Venue: Carriageworks (Eveleigh NSW), May 28 – 31, 2014
Choreography: Lemi Ponifasio
Director: Lemi Ponifasio
There are many juxtapositions in Lemi Ponifasio’s Stones In Her Mouth. The company’s ten performers are all women, interpreting a male director’s vision. The setting is ultra-modern, but much of the content feels firmly rooted in tradition. The women sing songs that seem to be from a folk practice, but their recorded accompaniment is evocative of a futuristic space age soundscape. Imagery is expressed almost entirely in black and white. The deep contrasts are in a constant state of negotiation, searching for harmony and moments of lucidity. The show is often about struggle, but the quality of performance is never in strife. The Mau company is flawless, and the proficiency at which their art is practiced, is staggering.
It is not an exaggeration to say that watching these women in action is awe-inspiring. There is a sense of shamanistic ecstasy to this work. Their voices and physicality are thoroughly honed, to a degree that would be astonishing for any audience. The cohesion and consonance in the ensemble, along with the level of focus they achieve as individuals, play almost like a miracle, unfathomable yet irrefutably real. Their connection with us is a spiritual one, because their language is ritualistic, and their states of trance move us and envelope us so that we too feel a part of the divine.
Stones In Her Mouth is also political. The show begins with the cast in darkness. We hear them but we cannot see them.
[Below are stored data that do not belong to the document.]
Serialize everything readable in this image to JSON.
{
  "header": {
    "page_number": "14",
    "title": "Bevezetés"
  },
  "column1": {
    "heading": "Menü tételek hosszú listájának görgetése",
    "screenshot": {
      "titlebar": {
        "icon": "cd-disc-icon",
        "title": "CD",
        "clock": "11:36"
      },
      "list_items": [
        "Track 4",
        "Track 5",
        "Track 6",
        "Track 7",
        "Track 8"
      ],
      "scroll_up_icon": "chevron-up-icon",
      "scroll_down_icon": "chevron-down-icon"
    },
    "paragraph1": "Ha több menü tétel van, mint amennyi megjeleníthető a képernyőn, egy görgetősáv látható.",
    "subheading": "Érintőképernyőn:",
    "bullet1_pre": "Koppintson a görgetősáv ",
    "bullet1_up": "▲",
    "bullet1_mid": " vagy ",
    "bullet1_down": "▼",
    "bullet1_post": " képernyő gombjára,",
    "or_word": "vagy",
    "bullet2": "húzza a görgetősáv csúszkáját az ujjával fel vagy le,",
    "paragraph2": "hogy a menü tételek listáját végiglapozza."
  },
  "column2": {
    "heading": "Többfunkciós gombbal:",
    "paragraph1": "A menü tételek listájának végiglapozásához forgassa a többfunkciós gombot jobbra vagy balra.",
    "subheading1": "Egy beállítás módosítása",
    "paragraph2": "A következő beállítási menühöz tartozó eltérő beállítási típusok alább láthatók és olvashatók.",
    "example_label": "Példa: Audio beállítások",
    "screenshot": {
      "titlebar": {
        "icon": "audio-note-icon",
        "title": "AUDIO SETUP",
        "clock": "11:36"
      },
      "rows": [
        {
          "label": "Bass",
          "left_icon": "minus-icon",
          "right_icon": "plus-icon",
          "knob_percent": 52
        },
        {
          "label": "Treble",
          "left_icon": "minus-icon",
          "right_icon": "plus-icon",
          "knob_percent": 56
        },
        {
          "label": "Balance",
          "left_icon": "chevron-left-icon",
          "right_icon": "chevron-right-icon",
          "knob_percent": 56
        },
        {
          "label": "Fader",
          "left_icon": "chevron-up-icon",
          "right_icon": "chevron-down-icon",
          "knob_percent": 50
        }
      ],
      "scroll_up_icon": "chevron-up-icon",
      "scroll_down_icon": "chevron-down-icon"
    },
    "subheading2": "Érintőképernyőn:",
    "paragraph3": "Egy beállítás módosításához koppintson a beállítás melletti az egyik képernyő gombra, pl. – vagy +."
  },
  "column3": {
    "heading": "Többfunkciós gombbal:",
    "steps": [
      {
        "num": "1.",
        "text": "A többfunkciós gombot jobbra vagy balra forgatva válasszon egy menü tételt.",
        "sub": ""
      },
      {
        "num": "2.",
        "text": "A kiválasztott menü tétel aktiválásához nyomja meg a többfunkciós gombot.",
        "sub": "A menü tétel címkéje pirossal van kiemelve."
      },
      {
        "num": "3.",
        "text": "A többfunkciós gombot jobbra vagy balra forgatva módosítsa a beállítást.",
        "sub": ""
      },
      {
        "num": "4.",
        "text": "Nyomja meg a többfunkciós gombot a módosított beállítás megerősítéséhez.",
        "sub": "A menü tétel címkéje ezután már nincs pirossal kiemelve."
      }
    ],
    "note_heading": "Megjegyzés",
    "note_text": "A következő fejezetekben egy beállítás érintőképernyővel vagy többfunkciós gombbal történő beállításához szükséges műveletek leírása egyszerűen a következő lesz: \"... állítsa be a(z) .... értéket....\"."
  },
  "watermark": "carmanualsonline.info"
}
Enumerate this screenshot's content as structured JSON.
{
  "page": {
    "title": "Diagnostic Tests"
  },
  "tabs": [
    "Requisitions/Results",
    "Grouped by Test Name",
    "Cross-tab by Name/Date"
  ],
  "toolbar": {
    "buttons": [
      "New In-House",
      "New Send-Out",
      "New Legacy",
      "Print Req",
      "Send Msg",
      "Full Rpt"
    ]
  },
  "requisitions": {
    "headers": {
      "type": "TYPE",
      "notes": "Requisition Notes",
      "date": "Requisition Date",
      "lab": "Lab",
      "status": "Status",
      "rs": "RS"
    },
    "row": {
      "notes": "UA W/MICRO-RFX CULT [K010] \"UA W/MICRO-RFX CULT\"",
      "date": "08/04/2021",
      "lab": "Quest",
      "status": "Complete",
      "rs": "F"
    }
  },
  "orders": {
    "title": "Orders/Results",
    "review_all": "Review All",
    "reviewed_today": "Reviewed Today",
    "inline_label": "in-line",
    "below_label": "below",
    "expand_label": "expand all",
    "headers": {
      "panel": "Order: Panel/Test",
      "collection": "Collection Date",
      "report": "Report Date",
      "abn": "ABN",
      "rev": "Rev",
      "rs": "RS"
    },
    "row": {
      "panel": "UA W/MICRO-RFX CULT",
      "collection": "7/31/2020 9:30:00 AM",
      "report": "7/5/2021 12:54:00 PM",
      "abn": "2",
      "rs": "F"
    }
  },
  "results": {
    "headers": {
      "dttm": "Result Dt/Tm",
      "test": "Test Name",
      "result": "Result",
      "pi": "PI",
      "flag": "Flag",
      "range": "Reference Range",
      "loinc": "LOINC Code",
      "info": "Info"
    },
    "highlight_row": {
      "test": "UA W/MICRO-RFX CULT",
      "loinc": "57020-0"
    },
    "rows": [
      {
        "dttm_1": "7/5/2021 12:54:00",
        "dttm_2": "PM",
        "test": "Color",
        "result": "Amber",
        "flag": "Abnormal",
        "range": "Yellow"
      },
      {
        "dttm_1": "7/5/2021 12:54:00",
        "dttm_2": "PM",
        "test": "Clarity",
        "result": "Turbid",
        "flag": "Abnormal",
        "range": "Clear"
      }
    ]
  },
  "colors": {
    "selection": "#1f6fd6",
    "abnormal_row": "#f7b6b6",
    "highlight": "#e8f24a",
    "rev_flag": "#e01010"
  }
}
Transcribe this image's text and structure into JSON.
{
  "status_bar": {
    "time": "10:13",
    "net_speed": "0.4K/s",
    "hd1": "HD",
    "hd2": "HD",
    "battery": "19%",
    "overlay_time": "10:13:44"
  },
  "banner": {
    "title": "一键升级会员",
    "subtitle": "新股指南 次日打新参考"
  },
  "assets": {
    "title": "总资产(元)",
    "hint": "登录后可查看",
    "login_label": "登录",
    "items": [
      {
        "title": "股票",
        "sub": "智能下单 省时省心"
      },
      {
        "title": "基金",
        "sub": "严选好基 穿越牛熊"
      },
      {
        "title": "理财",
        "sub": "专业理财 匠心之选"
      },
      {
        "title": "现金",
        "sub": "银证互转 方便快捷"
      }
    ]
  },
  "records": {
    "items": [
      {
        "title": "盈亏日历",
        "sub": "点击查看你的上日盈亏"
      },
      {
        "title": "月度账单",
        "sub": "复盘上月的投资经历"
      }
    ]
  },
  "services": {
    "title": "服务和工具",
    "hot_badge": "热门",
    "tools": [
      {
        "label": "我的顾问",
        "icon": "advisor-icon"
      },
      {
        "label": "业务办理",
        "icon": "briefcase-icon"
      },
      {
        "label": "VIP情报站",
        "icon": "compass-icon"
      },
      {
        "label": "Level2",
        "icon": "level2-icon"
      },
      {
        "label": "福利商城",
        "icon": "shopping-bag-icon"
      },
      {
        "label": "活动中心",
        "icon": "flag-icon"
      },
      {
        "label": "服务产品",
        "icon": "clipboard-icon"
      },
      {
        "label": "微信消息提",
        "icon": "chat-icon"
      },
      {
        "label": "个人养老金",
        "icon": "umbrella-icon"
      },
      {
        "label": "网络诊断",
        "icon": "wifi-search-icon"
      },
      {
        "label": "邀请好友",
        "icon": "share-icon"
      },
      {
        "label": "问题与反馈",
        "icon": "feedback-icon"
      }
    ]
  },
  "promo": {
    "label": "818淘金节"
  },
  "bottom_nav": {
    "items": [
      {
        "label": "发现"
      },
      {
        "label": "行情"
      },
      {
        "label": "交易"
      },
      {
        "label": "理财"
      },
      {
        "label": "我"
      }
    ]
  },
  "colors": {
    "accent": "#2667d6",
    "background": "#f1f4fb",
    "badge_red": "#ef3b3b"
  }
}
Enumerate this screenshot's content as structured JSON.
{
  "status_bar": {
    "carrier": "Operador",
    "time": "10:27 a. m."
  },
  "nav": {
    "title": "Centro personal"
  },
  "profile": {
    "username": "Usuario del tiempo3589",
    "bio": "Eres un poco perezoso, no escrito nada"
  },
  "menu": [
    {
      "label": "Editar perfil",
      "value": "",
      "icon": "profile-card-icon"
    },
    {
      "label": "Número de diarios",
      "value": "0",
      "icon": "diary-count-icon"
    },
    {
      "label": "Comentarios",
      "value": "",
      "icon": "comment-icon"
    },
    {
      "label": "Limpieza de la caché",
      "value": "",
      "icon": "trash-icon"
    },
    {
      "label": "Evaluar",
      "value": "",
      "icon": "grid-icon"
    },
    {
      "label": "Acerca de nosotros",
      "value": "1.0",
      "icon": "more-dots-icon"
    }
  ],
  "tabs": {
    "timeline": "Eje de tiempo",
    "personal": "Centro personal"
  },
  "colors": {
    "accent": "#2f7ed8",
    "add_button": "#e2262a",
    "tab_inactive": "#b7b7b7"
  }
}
A bright white light shines instead at us, transfixed in our seats, so that we become the object of fetish, and they in turn dictate the terms at which they are to be viewed. The work makes few explicit statements, but it is impossible to doubt the social significance of gender, ethnicity and colonial imperialism, implicative in each gesture and utterance. Our position as viewer shifts between the arraigned, the aggressor, and ally. The women portray complexity, but they are invariably powerful and dignified.
Ponifasio’s creation is breathtaking and transcendental. His art moves us by virtue of its very presence, and it is in the unique shaping of that presence with his masterful manipulation of time and space, that Ponifasio presents his exceptional artistry.